I do have an excuse. I haven't been writing because I haven't really been awake for 3-ish months. Completely exhausted and sick as a damn dog and hardly able to construct a quick email sentence about whether or not I am available for a conference call. I mostly needed to be in a quiet and more private space for a bit while I wrapped my brain first around surviving the day and on a bigger scale, the impending whiz-bang close to 2009. At which time, I will be a mama to TWO. 12/13/09, baby. I can't (and won't) say we're ready or that we know how we're going to swing this, but it's what we want and it's good. We'll know what to do when we do it. Things always come together and I'm just trying to pay attention to the signs and opportunities. The excitement is different and more peaceful this time.
One of my to-do lists currently includes the item, "list of demands." I have no idea what I meant when I wrote that, but I like knowing that, at some point, my demands may be met if I would only submit them in list form.
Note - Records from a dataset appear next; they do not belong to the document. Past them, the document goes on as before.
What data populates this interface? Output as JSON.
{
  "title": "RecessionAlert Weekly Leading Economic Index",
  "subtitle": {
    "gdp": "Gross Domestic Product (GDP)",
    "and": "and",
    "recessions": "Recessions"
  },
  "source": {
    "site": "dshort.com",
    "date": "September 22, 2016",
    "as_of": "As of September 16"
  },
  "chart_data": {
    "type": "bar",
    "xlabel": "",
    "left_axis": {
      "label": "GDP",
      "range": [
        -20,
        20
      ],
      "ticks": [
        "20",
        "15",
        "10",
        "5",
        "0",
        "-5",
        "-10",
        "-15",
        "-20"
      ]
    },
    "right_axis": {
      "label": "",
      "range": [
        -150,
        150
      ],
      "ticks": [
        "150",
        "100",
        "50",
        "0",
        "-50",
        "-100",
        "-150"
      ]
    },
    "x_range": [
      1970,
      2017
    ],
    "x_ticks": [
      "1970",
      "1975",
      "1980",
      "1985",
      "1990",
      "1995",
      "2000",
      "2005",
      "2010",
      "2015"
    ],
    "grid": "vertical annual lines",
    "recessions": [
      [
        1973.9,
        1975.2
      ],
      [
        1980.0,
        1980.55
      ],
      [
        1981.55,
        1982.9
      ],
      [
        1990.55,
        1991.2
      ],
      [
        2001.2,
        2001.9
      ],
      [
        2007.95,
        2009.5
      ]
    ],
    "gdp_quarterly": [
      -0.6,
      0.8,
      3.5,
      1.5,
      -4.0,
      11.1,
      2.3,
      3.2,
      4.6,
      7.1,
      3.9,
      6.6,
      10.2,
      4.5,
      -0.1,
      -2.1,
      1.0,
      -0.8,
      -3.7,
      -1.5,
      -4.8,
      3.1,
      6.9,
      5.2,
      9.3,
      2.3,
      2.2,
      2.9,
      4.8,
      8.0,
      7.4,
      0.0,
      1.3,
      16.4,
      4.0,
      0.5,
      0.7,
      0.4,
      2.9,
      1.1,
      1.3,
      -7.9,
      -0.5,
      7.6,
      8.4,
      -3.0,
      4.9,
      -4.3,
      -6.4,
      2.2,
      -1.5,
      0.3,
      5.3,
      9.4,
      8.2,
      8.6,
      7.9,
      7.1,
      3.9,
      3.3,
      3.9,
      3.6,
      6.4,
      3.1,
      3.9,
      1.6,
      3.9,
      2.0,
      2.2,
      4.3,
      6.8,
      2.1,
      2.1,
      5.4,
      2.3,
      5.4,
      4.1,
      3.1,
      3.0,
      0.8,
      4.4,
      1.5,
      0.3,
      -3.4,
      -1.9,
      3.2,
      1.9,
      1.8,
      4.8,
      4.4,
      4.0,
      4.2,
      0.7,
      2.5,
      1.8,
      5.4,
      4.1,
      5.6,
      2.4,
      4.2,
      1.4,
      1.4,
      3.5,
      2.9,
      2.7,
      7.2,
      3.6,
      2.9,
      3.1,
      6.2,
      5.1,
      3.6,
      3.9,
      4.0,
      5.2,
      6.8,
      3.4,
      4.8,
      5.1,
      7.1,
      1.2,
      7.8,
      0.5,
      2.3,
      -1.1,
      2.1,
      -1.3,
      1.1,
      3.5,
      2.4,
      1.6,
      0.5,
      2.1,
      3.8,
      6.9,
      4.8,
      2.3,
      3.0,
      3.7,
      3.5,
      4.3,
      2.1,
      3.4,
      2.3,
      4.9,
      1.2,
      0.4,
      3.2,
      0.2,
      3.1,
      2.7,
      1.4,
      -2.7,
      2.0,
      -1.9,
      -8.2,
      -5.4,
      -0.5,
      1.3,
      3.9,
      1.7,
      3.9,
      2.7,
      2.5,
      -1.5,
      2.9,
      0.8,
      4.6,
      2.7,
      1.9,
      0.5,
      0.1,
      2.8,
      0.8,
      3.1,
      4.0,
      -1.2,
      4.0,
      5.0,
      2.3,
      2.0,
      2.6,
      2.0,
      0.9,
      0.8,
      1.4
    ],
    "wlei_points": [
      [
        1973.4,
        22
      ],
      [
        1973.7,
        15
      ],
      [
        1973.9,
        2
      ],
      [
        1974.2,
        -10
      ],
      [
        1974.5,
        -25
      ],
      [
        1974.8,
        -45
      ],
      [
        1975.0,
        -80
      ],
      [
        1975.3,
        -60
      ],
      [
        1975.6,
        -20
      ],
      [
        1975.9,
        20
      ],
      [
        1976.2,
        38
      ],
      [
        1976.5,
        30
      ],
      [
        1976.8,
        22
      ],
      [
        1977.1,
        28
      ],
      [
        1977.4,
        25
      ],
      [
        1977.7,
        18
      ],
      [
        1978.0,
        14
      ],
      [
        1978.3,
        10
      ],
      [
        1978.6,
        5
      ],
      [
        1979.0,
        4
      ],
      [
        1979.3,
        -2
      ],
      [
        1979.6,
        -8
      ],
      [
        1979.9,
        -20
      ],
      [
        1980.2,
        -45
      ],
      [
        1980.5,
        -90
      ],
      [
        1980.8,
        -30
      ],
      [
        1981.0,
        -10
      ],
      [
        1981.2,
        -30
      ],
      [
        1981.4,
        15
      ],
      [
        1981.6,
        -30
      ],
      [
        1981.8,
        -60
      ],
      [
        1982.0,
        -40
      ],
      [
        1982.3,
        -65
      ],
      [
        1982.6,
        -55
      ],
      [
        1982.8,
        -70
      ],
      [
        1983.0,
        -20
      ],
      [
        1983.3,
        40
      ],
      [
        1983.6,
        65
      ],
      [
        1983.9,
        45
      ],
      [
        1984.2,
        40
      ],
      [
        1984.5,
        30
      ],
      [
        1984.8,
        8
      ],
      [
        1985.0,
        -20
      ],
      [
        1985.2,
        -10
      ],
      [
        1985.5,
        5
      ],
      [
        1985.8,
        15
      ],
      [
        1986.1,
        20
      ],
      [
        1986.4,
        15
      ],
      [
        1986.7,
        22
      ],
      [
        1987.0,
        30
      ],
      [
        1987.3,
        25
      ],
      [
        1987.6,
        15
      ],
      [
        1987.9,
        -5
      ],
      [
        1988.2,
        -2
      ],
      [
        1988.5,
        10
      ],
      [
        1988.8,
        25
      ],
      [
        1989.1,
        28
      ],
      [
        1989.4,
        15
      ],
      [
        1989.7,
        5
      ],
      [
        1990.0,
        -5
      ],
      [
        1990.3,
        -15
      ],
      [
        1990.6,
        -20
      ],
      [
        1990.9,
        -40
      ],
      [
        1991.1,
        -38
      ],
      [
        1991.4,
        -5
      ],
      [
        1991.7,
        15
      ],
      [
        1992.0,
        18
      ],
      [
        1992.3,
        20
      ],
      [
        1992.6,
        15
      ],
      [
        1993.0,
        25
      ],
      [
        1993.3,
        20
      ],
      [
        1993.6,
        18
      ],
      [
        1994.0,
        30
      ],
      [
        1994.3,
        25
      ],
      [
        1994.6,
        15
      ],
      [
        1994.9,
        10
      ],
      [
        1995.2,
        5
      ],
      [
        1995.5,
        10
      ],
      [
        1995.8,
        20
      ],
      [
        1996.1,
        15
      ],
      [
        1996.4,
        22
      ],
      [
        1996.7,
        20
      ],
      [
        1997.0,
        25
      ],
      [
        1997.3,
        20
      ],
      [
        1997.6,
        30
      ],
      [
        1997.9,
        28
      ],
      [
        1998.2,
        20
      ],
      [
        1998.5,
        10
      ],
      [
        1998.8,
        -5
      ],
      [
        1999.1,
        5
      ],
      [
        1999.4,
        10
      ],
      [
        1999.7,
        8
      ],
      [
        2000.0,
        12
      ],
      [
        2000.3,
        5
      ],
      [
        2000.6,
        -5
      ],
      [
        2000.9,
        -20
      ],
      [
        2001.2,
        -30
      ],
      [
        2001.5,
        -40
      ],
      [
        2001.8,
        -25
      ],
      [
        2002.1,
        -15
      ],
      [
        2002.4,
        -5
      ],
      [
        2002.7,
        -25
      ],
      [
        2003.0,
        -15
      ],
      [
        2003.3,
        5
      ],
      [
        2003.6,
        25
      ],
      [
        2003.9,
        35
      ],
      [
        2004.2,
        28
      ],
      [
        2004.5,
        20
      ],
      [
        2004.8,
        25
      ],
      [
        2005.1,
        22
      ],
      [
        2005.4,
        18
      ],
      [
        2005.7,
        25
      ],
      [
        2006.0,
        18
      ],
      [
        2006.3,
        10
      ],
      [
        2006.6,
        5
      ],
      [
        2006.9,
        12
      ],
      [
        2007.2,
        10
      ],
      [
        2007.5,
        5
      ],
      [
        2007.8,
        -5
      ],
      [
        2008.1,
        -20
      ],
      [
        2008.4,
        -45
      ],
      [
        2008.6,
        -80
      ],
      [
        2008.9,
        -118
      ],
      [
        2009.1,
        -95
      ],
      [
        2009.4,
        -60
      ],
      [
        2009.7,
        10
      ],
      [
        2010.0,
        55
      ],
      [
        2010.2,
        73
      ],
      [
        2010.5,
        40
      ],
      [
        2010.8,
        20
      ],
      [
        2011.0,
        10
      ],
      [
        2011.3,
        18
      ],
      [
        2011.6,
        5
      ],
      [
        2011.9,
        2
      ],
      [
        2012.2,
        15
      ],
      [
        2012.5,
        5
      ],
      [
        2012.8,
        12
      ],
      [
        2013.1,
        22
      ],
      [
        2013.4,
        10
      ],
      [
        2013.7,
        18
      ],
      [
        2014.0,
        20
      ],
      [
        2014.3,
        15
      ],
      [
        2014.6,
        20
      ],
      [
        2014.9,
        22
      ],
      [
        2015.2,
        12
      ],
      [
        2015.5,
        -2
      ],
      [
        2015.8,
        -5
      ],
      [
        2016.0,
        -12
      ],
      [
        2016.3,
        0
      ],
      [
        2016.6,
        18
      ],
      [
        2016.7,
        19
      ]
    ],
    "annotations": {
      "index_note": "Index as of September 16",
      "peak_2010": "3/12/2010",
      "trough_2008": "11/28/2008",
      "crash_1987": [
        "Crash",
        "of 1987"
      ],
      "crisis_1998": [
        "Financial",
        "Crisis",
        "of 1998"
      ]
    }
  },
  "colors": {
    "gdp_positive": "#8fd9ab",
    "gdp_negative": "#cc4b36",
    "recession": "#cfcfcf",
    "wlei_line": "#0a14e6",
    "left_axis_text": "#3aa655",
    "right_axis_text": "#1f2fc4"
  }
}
I shopped at a grocery store in the college neighborhood on Monday. It was heaven: clean, bright interior, landscaped parking lot, well-stocked shelves and Fage yogurt availability. I was asked --MORE THAN TWO times-- not for change or cigarettes but if I could be helped in my food search (the staff must have sensed my wide-eyed wonder). There was actual eye contact as my food was passed over the scanner by the kind hands of a Harris Teeter associate, and polite conversation, even an offer to help me to my car with my seven very manageable bags-- an offer that, admittedly, first tripped my initial "DO NOT follow me to my car, M*f*kr" defense before I realized there is also a HELPFUL kind of following, not just the creepy, "can I have a ride" kind. The icing on the cake? This particularly well-lit, friendly grocery is open until ELEVEN o'clock-- hardly noteworthy to some, but the dingy yellow ghetto groceries close at 9pm due to the sometimes unsavory late night patrons, and visiting at 8:30 leaves you waiting to pay for your mealy, pink tomato in the one open checkout lane, inhaling the scent of a 7-pack per day smoker as she unloads an entire cart of Hungry Man dinners onto the belt while behind you, a ferociously strong person gives you the crazy eye, all of us prepared to accept complete indifference from the disgruntled check out girl with tattoos on her neck who will hear the sound of a dozen eggs being crushed under a watermelon as she bags your items, and throw your tortilla chips in the mix, just for good measure.
Shopping until eleven, like it's the most normal thing in the world. The luxury of it! After a lovely dinner out with old friends, I entered the friendly and well-lit grocery at 8:30pm, childless and free to roam about among the micro-brews and the bok choy, the non-sticky floors and pleasant, non-gaggy smells. It was like a past life. It was like checking into a spa. A spa with more than one kind of yogurt.